En 2012, lors de l’hommage rendu à Led Zeppelin au Kennedy Center Honors, Jack Black monta sur scène et lâcha une déclaration devenue culte :
« On dit que Led Zeppelin a vendu son âme au diable. Bien sûr ! Il n’y a pas d’autre explication à votre talent surhumain. Je tiens à vous remercier car, même en enfer, l’humanité pourra profiter de votre musique céleste jusqu’à la fin des temps. »
Une boutade pleine d’admiration, typique d’un fan inconditionnel, qui résume parfaitement l’impact colossal du son de Led Zeppelin sur des générations entières de fans de rock. Jimmy Page, Robert Plant, John Paul Jones et John Bonham ont électrifié le blues pour le transformer en une expérience hard rock aussi mystérieuse que transcendante, captivant le monde par son volume, sa puissance et sa précision technique.
Pour les fans, le mythique « Marteau des Dieux » forgé par Led Zeppelin ne peut s’expliquer que par une origine quasi divine. Mais pour Robert Plant, les véritables raisons de cette grandeur sont beaucoup plus humaines : un amour inconditionnel pour la musique, une tension créative intense et un brin de chance.
La naissance d’un monstre sacré du rock
Led Zeppelin voit le jour en 1968, né de la collision de mondes opposés. D’un côté, l’expérience, la maîtrise technique et la polyvalence de Jimmy Page et John Paul Jones, musiciens de studio chevronnés passés par les meilleurs studios londoniens, collaborant avec d’innombrables artistes. Jimmy Page a notamment fait ses armes chez les Yardbirds, groupe qui comptait aussi Eric Clapton et Jeff Beck.
De l’autre, la fougue expressive de deux garçons issus du Black Country anglais : John Bonham et Robert Plant, forgés dans les pubs et sur la scène blues-rock brute des Midlands. La rencontre de talents aussi puissants et de personnalités aussi marquées crée un équilibre rare.

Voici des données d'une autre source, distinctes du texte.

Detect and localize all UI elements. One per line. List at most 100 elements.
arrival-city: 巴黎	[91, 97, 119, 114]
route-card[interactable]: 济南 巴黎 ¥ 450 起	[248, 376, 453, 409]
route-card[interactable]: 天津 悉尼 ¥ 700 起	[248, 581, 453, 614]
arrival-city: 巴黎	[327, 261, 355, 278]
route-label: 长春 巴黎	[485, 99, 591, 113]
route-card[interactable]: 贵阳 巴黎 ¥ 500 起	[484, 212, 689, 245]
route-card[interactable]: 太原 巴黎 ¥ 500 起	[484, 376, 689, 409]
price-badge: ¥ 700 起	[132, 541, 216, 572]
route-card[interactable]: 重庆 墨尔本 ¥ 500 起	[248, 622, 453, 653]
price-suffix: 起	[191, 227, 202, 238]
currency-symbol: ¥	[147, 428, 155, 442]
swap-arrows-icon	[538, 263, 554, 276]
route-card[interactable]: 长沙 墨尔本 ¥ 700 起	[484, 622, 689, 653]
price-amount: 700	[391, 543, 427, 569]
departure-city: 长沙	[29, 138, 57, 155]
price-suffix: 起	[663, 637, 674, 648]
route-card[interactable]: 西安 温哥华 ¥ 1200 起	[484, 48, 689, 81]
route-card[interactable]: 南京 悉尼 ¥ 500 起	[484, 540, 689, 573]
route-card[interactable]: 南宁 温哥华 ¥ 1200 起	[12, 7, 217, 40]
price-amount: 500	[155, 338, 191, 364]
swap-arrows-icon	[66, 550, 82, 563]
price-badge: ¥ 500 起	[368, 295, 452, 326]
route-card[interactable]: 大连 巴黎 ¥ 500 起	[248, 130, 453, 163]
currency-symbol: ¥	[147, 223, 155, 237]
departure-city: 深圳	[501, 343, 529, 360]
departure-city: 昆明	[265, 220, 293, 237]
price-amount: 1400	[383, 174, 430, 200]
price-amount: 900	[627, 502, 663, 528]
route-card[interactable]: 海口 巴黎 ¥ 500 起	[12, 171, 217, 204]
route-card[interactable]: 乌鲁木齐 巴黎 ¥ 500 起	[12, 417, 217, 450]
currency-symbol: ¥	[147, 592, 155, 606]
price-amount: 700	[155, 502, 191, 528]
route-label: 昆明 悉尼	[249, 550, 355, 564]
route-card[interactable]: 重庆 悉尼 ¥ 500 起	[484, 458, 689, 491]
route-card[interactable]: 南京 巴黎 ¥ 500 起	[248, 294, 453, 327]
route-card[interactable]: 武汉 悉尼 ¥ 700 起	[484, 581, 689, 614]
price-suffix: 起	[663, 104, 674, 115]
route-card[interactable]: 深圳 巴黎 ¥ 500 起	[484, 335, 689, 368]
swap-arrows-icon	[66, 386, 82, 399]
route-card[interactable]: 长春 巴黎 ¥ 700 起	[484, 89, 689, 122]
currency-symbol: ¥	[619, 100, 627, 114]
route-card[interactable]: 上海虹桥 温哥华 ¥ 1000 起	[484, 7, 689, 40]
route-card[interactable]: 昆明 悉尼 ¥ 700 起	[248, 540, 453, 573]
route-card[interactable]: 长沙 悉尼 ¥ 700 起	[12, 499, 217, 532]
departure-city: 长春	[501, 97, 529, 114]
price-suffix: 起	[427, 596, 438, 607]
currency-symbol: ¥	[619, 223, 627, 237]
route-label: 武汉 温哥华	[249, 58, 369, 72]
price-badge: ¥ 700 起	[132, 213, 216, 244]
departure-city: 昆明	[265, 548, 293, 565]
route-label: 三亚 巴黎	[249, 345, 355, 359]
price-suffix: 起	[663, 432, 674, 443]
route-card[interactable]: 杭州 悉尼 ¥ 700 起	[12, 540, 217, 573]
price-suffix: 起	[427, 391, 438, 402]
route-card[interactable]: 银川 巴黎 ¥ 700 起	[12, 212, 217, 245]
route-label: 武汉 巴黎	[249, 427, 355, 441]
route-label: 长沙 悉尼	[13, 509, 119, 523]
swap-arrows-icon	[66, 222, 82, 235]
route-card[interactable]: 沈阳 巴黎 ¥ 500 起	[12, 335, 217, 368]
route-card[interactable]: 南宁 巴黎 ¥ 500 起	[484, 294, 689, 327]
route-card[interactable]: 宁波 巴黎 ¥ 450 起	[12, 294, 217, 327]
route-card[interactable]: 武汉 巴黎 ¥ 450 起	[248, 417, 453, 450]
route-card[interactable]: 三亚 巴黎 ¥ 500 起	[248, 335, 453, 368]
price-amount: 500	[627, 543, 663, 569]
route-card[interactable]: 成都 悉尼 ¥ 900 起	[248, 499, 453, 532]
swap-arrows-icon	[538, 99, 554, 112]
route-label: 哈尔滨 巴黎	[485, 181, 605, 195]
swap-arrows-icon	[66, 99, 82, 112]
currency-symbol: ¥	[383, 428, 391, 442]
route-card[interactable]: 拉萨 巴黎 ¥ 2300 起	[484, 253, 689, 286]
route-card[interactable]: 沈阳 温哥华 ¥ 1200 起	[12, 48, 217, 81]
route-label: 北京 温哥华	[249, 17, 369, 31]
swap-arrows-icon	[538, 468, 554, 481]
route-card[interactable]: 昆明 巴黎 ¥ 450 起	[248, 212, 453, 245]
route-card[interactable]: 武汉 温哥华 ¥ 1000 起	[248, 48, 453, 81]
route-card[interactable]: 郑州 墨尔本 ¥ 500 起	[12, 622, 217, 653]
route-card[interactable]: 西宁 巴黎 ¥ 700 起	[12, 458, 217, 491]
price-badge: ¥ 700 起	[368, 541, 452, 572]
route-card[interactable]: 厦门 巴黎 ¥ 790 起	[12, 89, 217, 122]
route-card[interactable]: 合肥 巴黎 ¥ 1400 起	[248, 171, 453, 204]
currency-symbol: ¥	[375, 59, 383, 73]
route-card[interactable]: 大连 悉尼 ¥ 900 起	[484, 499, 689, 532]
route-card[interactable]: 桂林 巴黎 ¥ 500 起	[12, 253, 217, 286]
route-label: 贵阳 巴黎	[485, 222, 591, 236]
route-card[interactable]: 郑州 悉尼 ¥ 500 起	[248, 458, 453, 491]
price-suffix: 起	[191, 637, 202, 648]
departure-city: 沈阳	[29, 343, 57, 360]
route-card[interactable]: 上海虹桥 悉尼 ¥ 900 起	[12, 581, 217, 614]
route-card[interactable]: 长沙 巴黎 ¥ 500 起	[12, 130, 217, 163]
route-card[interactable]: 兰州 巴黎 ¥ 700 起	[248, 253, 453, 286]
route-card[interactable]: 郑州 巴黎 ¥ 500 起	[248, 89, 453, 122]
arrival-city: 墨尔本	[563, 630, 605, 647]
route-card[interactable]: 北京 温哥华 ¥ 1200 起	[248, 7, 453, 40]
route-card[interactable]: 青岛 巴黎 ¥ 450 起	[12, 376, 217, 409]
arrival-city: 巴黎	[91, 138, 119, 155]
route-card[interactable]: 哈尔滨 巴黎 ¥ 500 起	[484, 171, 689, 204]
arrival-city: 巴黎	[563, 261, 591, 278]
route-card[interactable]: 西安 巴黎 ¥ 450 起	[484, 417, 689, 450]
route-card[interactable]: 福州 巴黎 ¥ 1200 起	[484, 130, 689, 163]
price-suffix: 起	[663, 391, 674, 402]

Selon Robert Plant, si les quatre membres avaient livré leur plein potentiel en permanence, leur musique aurait pu devenir trop complexe, difficile d’accès et moins universelle.
John Bonham, la force maîtrisée
Cette analyse s’applique particulièrement à John Bonham, alias Bonzo.
« Bonzo était infatigable, mais il savait aussi se ménager », explique Robert Plant, qui jouait déjà avec lui dans leur premier groupe, Band of Joy. Le batteur savait instinctivement servir la chanson, et pas seulement démontrer sa puissance.
Toujours avec humour, Robert Plant aimait d’ailleurs se moquer de son style :
« Il ne se comportait pas comme une pieuvre démente, contrairement aux batteurs de l’époque. »
Une remarque qui souligne ce qui rendait John Bonham unique : une puissance colossale, mais toujours contrôlée, musicale et efficace.
Deux performances immortelles
Pour Robert Plant, le meilleur exemple de l’impact phénoménal de John Bonham au sein de Led Zeppelin se trouve dans deux morceaux emblématiques : « Kashmir » et « The Song Remains the Same ».
Sur ces titres, la batterie n’est pas un simple accompagnement : elle est omniprésente, majestueuse, presque hypnotique. Les rythmes lourds, répétitifs et tribaux de « Kashmir » donnent au morceau sa dimension épique, tandis que l’énergie implacable de « The Song Remains the Same » propulse le groupe dans une transe rock absolue.
Dans ces moments-là, comme le résume Robert Plant, « Bonzo était irrésistible ». Une force de la nature, capable de porter à lui seul le poids du mythe Led Zeppelin, et de rappeler pourquoi, plus de cinquante ans plus tard, le tonnerre de John Bonham résonne encore comme l’un des battements de cœur les plus puissants de l’histoire du rock.